Résumé de la décision
Dans cette affaire, M. Alexandre Z... et la société Les Cèdres Argentés ont formé un pourvoi en cassation contre plusieurs arrêts de la cour d'appel de Bordeaux concernant l'ouverture d'une procédure de redressement judiciaire. La cour d'appel avait constaté la cessation des paiements de la société, suite à une déclaration faite par un administrateur provisoire nommé par le tribunal. La Cour de cassation a déclaré irrecevable le pourvoi concernant les arrêts des 8 avril et 6 mai 1998, car les moyens soulevés ne concernaient pas le dispositif de ces décisions. En revanche, le pourvoi contre l'arrêt du 25 mai 1998 a été rejeté, la Cour ayant jugé que la cour d'appel avait correctement établi l'état de cessation des paiements.
Arguments pertinents
1. Irrecevabilité du pourvoi : La Cour a souligné que le pourvoi en cassation n'est ouvert qu'à l'encontre des dispositions figurant dans le dispositif des décisions judiciaires en dernier ressort. En l'espèce, les moyens soulevés par M. Z... et la société Les Cèdres Argentés ne concernaient pas le dispositif des arrêts des 8 avril et 6 mai 1998, rendant ainsi le pourvoi irrecevable.
> "Attendu que M. Z... et la société Les Cèdres argentés ont formé un pourvoi contre les arrêts des 8 avril et 6 mai 1998 ; que les moyens de ce pourvoi ne concernent aucune partie du dispositif de ces arrêts ; qu'ainsi, le pourvoi est pour partie irrecevable."
2. Justification de la cessation des paiements : Concernant l'arrêt du 25 mai 1998, la Cour a rejeté le moyen selon lequel la cour d'appel aurait omis de vérifier si l'actif disponible de la société permettait de faire face à son passif exigible. La Cour a constaté que la cour d'appel avait pris en compte des éléments tels que le défaut de paiement d'échéances et l'insuffisance de trésorerie, permettant de justifier légalement la déclaration de cessation des paiements.
> "L'arrêt retient que la SARL et son gérant reconnaissent que les échéances antérieures ont été réglées par des apports extérieurs, que M. X..., délégué du personnel, reconnaît 'une insuffisance de trésorerie', et que les échéances impayées s'élèvent à plus de 2 400 000 francs."

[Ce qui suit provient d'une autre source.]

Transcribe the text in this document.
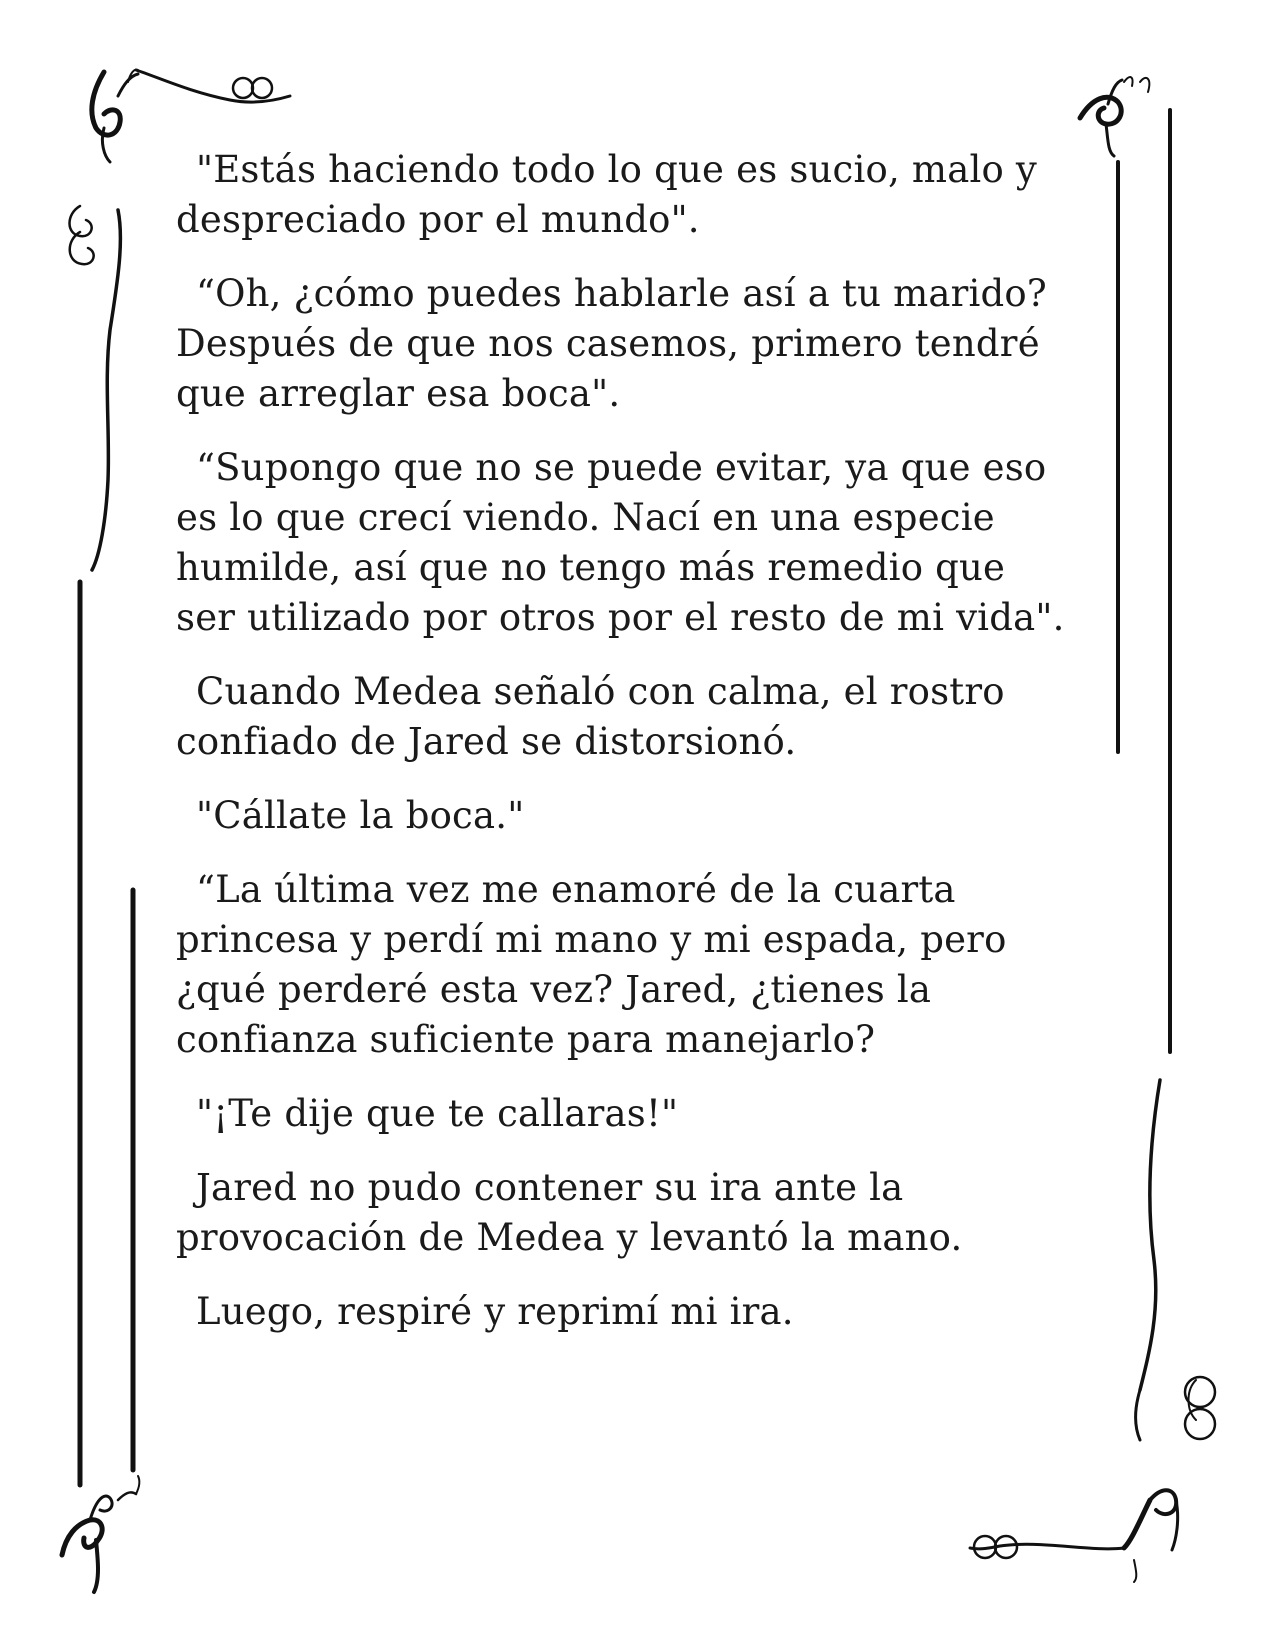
"Estás haciendo todo lo que es sucio, malo y
despreciado por el mundo".

“Oh, ¿cómo puedes hablarle así a tu marido?
Después de que nos casemos, primero tendré
que arreglar esa boca".

“Supongo que no se puede evitar, ya que eso
es lo que crecí viendo. Nací en una especie
humilde, así que no tengo más remedio que
ser utilizado por otros por el resto de mi vida".

Cuando Medea señaló con calma, el rostro
confiado de Jared se distorsionó.

"Cállate la boca."

“La última vez me enamoré de la cuarta
princesa y perdí mi mano y mi espada, pero
¿qué perderé esta vez? Jared, ¿tienes la
confianza suficiente para manejarlo?

"¡Te dije que te callaras!"

Jared no pudo contener su ira ante la
provocación de Medea y levantó la mano.

Luego, respiré y reprimí mi ira.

Interprétations et citations légales
1. Irrecevabilité du pourvoi : La décision de la Cour de cassation repose sur l'interprétation des articles du Code de procédure civile qui régissent la recevabilité des pourvois. En particulier, l'article 455 stipule que les décisions doivent être motivées, et l'article 606 précise que le pourvoi ne peut être formé que contre les décisions en dernier ressort.
> Code de procédure civile - Article 455 : "Les décisions des juridictions doivent être motivées."
> Code de procédure civile - Article 606 : "Le pourvoi en cassation n'est ouvert qu'à l'encontre des dispositions figurant dans le dispositif des décisions judiciaires en dernier ressort."
2. Cessation des paiements : La Cour a également appliqué les dispositions de la loi du 25 janvier 1985, qui régit la procédure de redressement judiciaire. L'article 3 de cette loi précise que la cessation des paiements est caractérisée lorsque la société ne peut plus faire face à son passif exigible avec son actif disponible.
> Loi du 25 janvier 1985 - Article 3 : "Est en état de cessation des paiements, la personne qui ne peut plus faire face à son passif exigible avec son actif disponible."
En conclusion, la Cour de cassation a confirmé la décision de la cour d'appel en considérant que les éléments de preuve étaient suffisants pour établir la cessation des paiements, tout en rejetant le pourvoi pour irrecevabilité sur d'autres arrêts.